LOUISVILLE, Ky. (WDRB) -- A man who knows the inner workings of Louisville Police says former city leaders wanted to disguise crimes at Waterfront Park years ago.

Meanwhile, metro council members are questioning the way city administration is responding to Saturday's rash of violence.

Earlier in the week, city officials described the 21 incidents as "unusual" and the "exception to the rule."

"Nothing like this has happened in decades," Louisville Mayor Greg Fischer said about Saturday's string of violence, vandalism, and disorderly conduct around the downtown. Police say the crimes followed the dispersing of around 200 teens at Waterfront Park.

"For anyone to say that this has never happened, or hasn't happened in decades is flat wrong," said Metro Councilmember Jerry Miller, referring to an incident in 2011 when a group of teenagers assaulted a disabled man outside Slugger Field.

Miller says the city promised to increase patrols in the area following the attack.

"That was three years ago, what's happened since then?"

Attorney Thomas McAdam was legal counsel to Louisville Police for ten years. He claims officers were directed to hide crime problems in the park.

"After Waterfront Park was built, there was a directive informally from the Mayor's office not to report too many crimes in the park because they didn't want to scare people off," McAdams said.

According to McAdams, officers were directed to put a street name on the police report and never list "Waterfront Park" as the location. Police say that is standard procedure.

McAdams believes the current administration knows nothing about the directive, but thinks the effects may linger with veteran officers.

"I'm confident that this administration had no part of it," McAdams emphasized.

There was only one arrest Saturday night, and at 18-years-old, the suspect was a legal adult.

Police say teens can be taken into custody, but that officers must actually witness them committing a crime. In regards to Saturday's events, police say there is nothing illegal about forming a mob of people.

McAdams said even if more juveniles were arrested, it wouldn't mean an end to the violence. He describes the Kentucky juvenile justice system as "frustrating."

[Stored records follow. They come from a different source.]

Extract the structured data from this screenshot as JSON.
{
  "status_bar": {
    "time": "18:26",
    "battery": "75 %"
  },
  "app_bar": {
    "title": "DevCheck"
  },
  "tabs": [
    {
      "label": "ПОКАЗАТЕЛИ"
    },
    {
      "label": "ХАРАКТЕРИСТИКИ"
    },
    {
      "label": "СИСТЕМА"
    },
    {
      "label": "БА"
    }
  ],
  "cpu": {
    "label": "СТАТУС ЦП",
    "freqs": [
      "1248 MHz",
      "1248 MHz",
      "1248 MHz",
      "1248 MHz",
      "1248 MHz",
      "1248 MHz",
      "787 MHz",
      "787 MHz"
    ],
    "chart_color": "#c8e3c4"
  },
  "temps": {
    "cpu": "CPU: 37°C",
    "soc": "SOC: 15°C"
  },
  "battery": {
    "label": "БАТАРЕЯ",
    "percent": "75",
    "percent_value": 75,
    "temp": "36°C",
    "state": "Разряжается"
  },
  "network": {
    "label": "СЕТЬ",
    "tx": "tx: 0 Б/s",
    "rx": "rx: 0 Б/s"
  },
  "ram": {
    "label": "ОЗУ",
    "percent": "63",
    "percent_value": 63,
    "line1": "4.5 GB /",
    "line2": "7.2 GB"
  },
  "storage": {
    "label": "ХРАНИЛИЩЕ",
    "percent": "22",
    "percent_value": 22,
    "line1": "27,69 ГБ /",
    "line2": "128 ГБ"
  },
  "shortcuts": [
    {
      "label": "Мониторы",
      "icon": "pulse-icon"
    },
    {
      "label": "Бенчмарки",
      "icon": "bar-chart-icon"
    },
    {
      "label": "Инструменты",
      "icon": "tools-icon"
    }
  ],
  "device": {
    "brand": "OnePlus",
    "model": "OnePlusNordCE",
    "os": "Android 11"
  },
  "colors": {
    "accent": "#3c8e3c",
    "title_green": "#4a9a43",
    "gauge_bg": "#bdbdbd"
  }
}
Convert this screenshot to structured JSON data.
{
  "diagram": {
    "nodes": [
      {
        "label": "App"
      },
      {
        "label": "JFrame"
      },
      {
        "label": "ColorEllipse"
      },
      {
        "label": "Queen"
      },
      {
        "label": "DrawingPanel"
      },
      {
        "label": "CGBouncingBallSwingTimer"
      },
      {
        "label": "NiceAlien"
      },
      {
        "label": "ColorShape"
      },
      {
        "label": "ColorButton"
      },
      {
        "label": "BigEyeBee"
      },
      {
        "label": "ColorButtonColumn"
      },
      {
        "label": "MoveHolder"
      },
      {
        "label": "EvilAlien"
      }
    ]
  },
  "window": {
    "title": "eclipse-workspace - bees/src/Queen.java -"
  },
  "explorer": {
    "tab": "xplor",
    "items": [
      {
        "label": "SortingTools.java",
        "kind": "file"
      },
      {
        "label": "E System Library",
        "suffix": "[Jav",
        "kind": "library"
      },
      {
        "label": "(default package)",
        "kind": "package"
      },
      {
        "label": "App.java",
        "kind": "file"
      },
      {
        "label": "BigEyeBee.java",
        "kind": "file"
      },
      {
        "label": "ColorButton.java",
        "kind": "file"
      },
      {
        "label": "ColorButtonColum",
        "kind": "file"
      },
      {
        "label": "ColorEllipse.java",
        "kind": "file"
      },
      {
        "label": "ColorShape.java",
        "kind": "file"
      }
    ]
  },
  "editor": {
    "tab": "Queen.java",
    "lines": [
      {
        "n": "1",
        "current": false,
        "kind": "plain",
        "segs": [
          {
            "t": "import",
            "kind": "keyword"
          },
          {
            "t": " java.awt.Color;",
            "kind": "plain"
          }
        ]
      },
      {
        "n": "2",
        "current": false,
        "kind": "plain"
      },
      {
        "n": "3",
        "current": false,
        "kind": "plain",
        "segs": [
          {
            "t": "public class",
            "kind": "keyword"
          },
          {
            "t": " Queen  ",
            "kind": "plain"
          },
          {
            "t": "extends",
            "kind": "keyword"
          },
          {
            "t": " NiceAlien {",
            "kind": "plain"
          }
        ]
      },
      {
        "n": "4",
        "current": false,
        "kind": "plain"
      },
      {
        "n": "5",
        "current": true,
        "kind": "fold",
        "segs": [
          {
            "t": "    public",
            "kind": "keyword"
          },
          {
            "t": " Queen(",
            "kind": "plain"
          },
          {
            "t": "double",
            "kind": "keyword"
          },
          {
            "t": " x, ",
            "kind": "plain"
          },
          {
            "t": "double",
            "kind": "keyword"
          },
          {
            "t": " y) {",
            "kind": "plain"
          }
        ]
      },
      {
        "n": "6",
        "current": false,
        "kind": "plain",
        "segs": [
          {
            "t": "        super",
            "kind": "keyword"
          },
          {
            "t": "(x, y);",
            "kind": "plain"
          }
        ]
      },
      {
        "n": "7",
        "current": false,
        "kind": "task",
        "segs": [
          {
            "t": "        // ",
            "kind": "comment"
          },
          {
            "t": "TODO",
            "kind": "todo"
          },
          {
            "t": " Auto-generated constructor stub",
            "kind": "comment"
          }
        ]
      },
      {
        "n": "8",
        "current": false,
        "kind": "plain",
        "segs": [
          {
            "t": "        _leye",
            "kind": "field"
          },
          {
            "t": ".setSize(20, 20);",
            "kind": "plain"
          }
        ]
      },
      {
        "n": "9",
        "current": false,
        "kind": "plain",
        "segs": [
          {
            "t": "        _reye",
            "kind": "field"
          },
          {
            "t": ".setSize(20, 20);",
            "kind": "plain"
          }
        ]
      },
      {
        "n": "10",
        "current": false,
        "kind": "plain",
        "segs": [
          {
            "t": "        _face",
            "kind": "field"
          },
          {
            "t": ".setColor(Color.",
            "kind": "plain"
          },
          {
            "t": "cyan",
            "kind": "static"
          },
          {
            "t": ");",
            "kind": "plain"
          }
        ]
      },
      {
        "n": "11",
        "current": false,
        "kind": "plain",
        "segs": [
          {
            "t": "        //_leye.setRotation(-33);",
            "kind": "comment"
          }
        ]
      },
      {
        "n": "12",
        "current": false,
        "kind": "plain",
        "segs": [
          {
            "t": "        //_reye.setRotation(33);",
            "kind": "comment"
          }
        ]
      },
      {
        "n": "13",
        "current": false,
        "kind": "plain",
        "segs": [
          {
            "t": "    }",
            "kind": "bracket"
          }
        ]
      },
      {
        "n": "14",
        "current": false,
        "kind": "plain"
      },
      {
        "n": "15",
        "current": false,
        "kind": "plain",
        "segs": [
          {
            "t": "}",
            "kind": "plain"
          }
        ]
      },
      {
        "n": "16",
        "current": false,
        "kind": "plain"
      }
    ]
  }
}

"It's very frustrating for the police to deal with juvenile justice because they know that they'll go down to the courthouse, cool their heels for a couple hours, and the kid will go home as if nothing happened," said McAdams.

And even with several concerns regarding a systematic breakdown, Councilmember Miller says the priority is to stop the violence.

"We're not worried at this point with pointing fingers, there's plenty of time for that, let's get the problem fixed," Miller said.

Ultimately, Miller added, Metro Louisville likely needs more officers to deal with this problem.